Tomasita siempre musical
Fue una enamorada de la música antillana, especial la que venía bordeando el mar caribe y se encontraba con el puerto Riohachero, la misma que le motivó para hacer versos, así estuviera sola. Silbaba y verseaba, echándose versos y respondiéndose al tiempo, mientras cantaba, danzaba con un parejo imaginario.

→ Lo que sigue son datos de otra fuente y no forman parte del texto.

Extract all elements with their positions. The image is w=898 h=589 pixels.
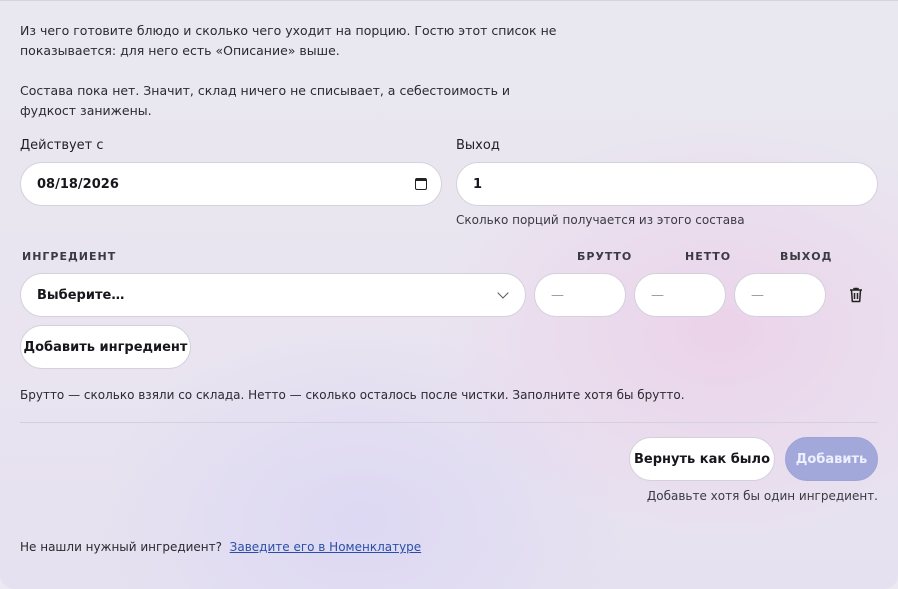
calendar-icon[interactable] — [415, 178, 427, 190]
column-header-net: НЕТТО — [685, 250, 732, 263]
column-header-gross: БРУТТО — [577, 250, 633, 263]
intro-text: Из чего готовите блюдо и сколько чего ух… — [20, 21, 556, 61]
yield-hint: Сколько порций получается из этого соста… — [456, 213, 745, 227]
footer-question: Не нашли нужный ингредиент? — [20, 540, 223, 554]
yield-label: Выход — [456, 138, 500, 153]
yield-input[interactable]: 1 — [456, 162, 878, 206]
column-header-yield: ВЫХОД — [780, 250, 833, 263]
trash-icon[interactable] — [847, 286, 865, 304]
ingredient-select[interactable]: Выберите… — [20, 273, 526, 317]
yield-value: 1 — [473, 176, 483, 192]
intro-line-2: показывается: для него есть «Описание» в… — [20, 43, 340, 58]
recipe-composition-panel: Из чего готовите блюдо и сколько чего ух… — [0, 0, 898, 589]
empty-composition-warning: Состава пока нет. Значит, склад ничего н… — [20, 81, 510, 121]
net-input[interactable]: — — [634, 273, 726, 317]
gross-net-hint: Брутто — сколько взяли со склада. Нетто … — [20, 388, 685, 402]
divider — [20, 422, 878, 423]
column-header-ingredient: ИНГРЕДИЕНТ — [22, 250, 117, 263]
submit-hint: Добавьте хотя бы один ингредиент. — [646, 489, 878, 503]
submit-button[interactable]: Добавить — [785, 437, 878, 481]
gross-placeholder: — — [551, 287, 564, 303]
add-ingredient-button[interactable]: Добавить ингредиент — [20, 325, 191, 369]
nomenclature-link[interactable]: Заведите его в Номенклатуре — [230, 540, 422, 554]
intro-line-1: Из чего готовите блюдо и сколько чего ух… — [20, 23, 557, 38]
ingredient-select-value: Выберите… — [37, 287, 125, 303]
revert-button[interactable]: Вернуть как было — [629, 437, 775, 481]
chevron-down-icon — [497, 287, 509, 299]
warning-line-1: Состава пока нет. Значит, склад ничего н… — [20, 83, 511, 98]
effective-date-value: 08/18/2026 — [37, 176, 119, 192]
row-yield-input[interactable]: — — [734, 273, 826, 317]
row-yield-placeholder: — — [751, 287, 764, 303]
gross-input[interactable]: — — [534, 273, 626, 317]
effective-date-input[interactable]: 08/18/2026 — [20, 162, 442, 206]
effective-date-label: Действует с — [20, 138, 104, 153]
footer-hint: Не нашли нужный ингредиент? Заведите его… — [20, 540, 421, 554]
warning-line-2: фудкост занижены. — [20, 103, 152, 118]
net-placeholder: — — [651, 287, 664, 303]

En 1972 se marchó para Riohacha con sus hijos, en donde ocho años después, falleció de un derrame. Así como se enamoraba, se desenamoraba. Siempre contó con una personalidad recia y una fortaleza única que la llevó a no dejarse someter por su compañero. El carácter fuerte de ella era visible, comentado en su época, ‘era un macho vestido de mujer’. Manejó su vida sentimental con una suficiencia y determinación que asustaba. A sus distintas parejas no les permitió ningún tipo de maltrato o vulneración como era usual en ese tiempo, razón fundamental para dejarlos.

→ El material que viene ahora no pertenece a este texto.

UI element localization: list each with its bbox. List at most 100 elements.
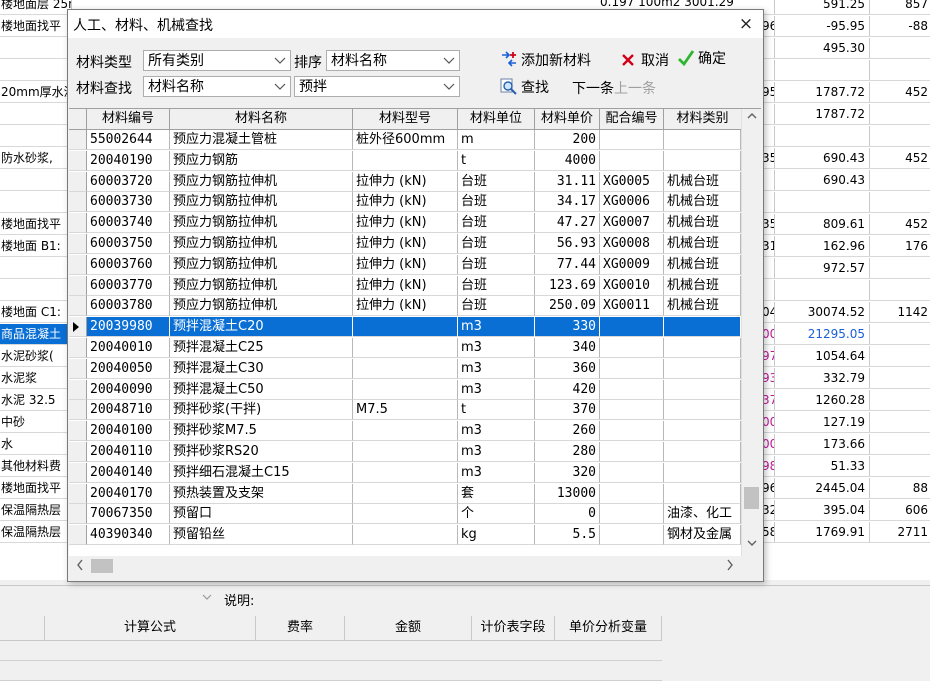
cell-mix[interactable] — [600, 400, 664, 421]
cell-model[interactable]: 桩外径600mm — [353, 130, 458, 150]
row-indicator[interactable] — [69, 171, 87, 192]
cell-unit[interactable]: 个 — [458, 504, 535, 525]
row-indicator[interactable] — [69, 338, 87, 358]
table-row[interactable]: 60003760 预应力钢筋拉伸机 拉伸力 (kN) 台班 77.44 XG0009 机械台… — [69, 254, 741, 275]
cell-price[interactable]: 420 — [535, 379, 600, 400]
cell-model[interactable]: M7.5 — [353, 400, 458, 421]
grid-row[interactable] — [0, 641, 662, 661]
cell-unit[interactable]: m3 — [458, 421, 535, 442]
cell-price[interactable]: 13000 — [535, 483, 600, 504]
cell-cat[interactable] — [664, 338, 741, 358]
row-indicator[interactable] — [69, 192, 87, 213]
cell-code[interactable]: 20040140 — [87, 462, 170, 483]
cell-unit[interactable]: kg — [458, 525, 535, 546]
table-row[interactable]: 20048710 预拌砂浆(干拌) M7.5 t 370 — [69, 400, 741, 421]
col-unit-var[interactable]: 单价分析变量 — [555, 616, 662, 641]
col-category[interactable]: 材料类别 — [664, 109, 742, 129]
cell-price[interactable]: 31.11 — [535, 171, 600, 192]
col-price-field[interactable]: 计价表字段 — [472, 616, 555, 641]
row-indicator[interactable] — [69, 296, 87, 317]
cell-unit[interactable]: m3 — [458, 462, 535, 483]
cell-code[interactable]: 60003760 — [87, 254, 170, 275]
cell-cat[interactable] — [664, 379, 741, 400]
cell-code[interactable]: 60003780 — [87, 296, 170, 317]
cell-mix[interactable]: XG0008 — [600, 234, 664, 254]
cell-mix[interactable] — [600, 504, 664, 525]
cell-code[interactable]: 60003740 — [87, 213, 170, 234]
cell-unit[interactable]: m — [458, 130, 535, 150]
cell-mix[interactable]: XG0005 — [600, 171, 664, 192]
cell-name[interactable]: 预拌细石混凝土C15 — [170, 462, 353, 483]
row-indicator[interactable] — [69, 400, 87, 421]
cell-name[interactable]: 预应力钢筋拉伸机 — [170, 296, 353, 317]
cell-cat[interactable]: 钢材及金属 — [664, 525, 741, 546]
cell-mix[interactable] — [600, 379, 664, 400]
table-row[interactable]: 60003720 预应力钢筋拉伸机 拉伸力 (kN) 台班 31.11 XG0005 机械台… — [69, 171, 741, 192]
cell-cat[interactable] — [664, 130, 741, 150]
cell-model[interactable]: 拉伸力 (kN) — [353, 171, 458, 192]
table-row[interactable]: 60003780 预应力钢筋拉伸机 拉伸力 (kN) 台班 250.09 XG0011 机械… — [69, 296, 741, 317]
table-row[interactable]: 60003750 预应力钢筋拉伸机 拉伸力 (kN) 台班 56.93 XG0008 机械台… — [69, 234, 741, 254]
cell-unit[interactable]: m3 — [458, 338, 535, 358]
cell-model[interactable] — [353, 379, 458, 400]
table-row[interactable]: 60003770 预应力钢筋拉伸机 拉伸力 (kN) 台班 123.69 XG0010 机械… — [69, 275, 741, 296]
cell-mix[interactable] — [600, 442, 664, 462]
cell-cat[interactable] — [664, 421, 741, 442]
search-text-combo[interactable]: 预拌 — [294, 76, 460, 97]
cell-name[interactable]: 预拌混凝土C50 — [170, 379, 353, 400]
row-indicator[interactable] — [69, 213, 87, 234]
table-row[interactable]: 20040090 预拌混凝土C50 m3 420 — [69, 379, 741, 400]
cell-code[interactable]: 60003770 — [87, 275, 170, 296]
table-row[interactable]: 55002644 预应力混凝土管桩 桩外径600mm m 200 — [69, 130, 741, 150]
row-indicator[interactable] — [69, 525, 87, 546]
table-row[interactable]: 70067350 预留口 个 0 油漆、化工 — [69, 504, 741, 525]
chevron-down-icon[interactable] — [200, 589, 214, 607]
scroll-down-icon[interactable] — [744, 535, 759, 555]
cell-model[interactable] — [353, 150, 458, 171]
cell-cat[interactable] — [664, 462, 741, 483]
cell-code[interactable]: 70067350 — [87, 504, 170, 525]
cell-price[interactable]: 5.5 — [535, 525, 600, 546]
cell-model[interactable]: 拉伸力 (kN) — [353, 254, 458, 275]
cell-cat[interactable]: 油漆、化工 — [664, 504, 741, 525]
row-indicator[interactable] — [69, 254, 87, 275]
table-row[interactable]: 20040190 预应力钢筋 t 4000 — [69, 150, 741, 171]
cell-model[interactable] — [353, 358, 458, 379]
cell-name[interactable]: 预应力钢筋拉伸机 — [170, 234, 353, 254]
col-code[interactable]: 材料编号 — [87, 109, 170, 129]
cell-cat[interactable] — [664, 442, 741, 462]
cell-name[interactable]: 预应力混凝土管桩 — [170, 130, 353, 150]
cell-model[interactable] — [353, 504, 458, 525]
cell-mix[interactable] — [600, 338, 664, 358]
cell-price[interactable]: 370 — [535, 400, 600, 421]
table-row[interactable]: 20040010 预拌混凝土C25 m3 340 — [69, 338, 741, 358]
cell-code[interactable]: 20039980 — [87, 317, 170, 338]
row-indicator[interactable] — [69, 421, 87, 442]
cell-cat[interactable]: 机械台班 — [664, 275, 741, 296]
dialog-titlebar[interactable]: 人工、材料、机械查找 × — [68, 10, 763, 38]
cell-code[interactable]: 20048710 — [87, 400, 170, 421]
cell-name[interactable]: 预拌混凝土C25 — [170, 338, 353, 358]
cell-unit[interactable]: 台班 — [458, 213, 535, 234]
cell-model[interactable] — [353, 317, 458, 338]
cell-price[interactable]: 47.27 — [535, 213, 600, 234]
col-rate[interactable]: 费率 — [256, 616, 345, 641]
scroll-left-icon[interactable] — [73, 559, 87, 573]
cell-cat[interactable] — [664, 400, 741, 421]
grid-row[interactable] — [0, 661, 662, 681]
cancel-button[interactable]: 取消 — [621, 50, 669, 70]
row-indicator[interactable] — [69, 275, 87, 296]
cell-code[interactable]: 55002644 — [87, 130, 170, 150]
cell-code[interactable]: 20040090 — [87, 379, 170, 400]
cell-price[interactable]: 200 — [535, 130, 600, 150]
col-name[interactable]: 材料名称 — [170, 109, 353, 129]
cell-mix[interactable]: XG0006 — [600, 192, 664, 213]
cell-model[interactable]: 拉伸力 (kN) — [353, 213, 458, 234]
cell-mix[interactable]: XG0011 — [600, 296, 664, 317]
cell-model[interactable]: 拉伸力 (kN) — [353, 296, 458, 317]
cell-name[interactable]: 预留铅丝 — [170, 525, 353, 546]
col-price[interactable]: 材料单价 — [535, 109, 600, 129]
row-indicator[interactable] — [69, 379, 87, 400]
table-row[interactable]: 20040100 预拌砂浆M7.5 m3 260 — [69, 421, 741, 442]
cell-code[interactable]: 20040050 — [87, 358, 170, 379]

Al tiempo que era una fanática furibunda de Alejo Durán; a quien nunca tuvo la fortuna de conocer, hecho que no fue óbice para sentenciar en una tarde cuando los vientos del norte golpeaban los rostros de tanta gente que iba y venía parada en la puerta de su casa; especie de hotel natural cuya mano servicial siempre estuvo presente. Ese día con amagos de lluvia, gritó con su potente chorro de voz: ‘si me llego a morir que me entierren con unos casettes y un disco que tengo de ese músico marío mío. Es una orden y no se diga más’.
La obra que más le gustaba era “Mi pedazo de acordeón”, el cual no se cansaba de cantar. Nunca dejó de decir, que eso era su último deseo. Los nietos siempre la complacieron con la música de su artista preferido y el día que falleció le cumplieron su deseo.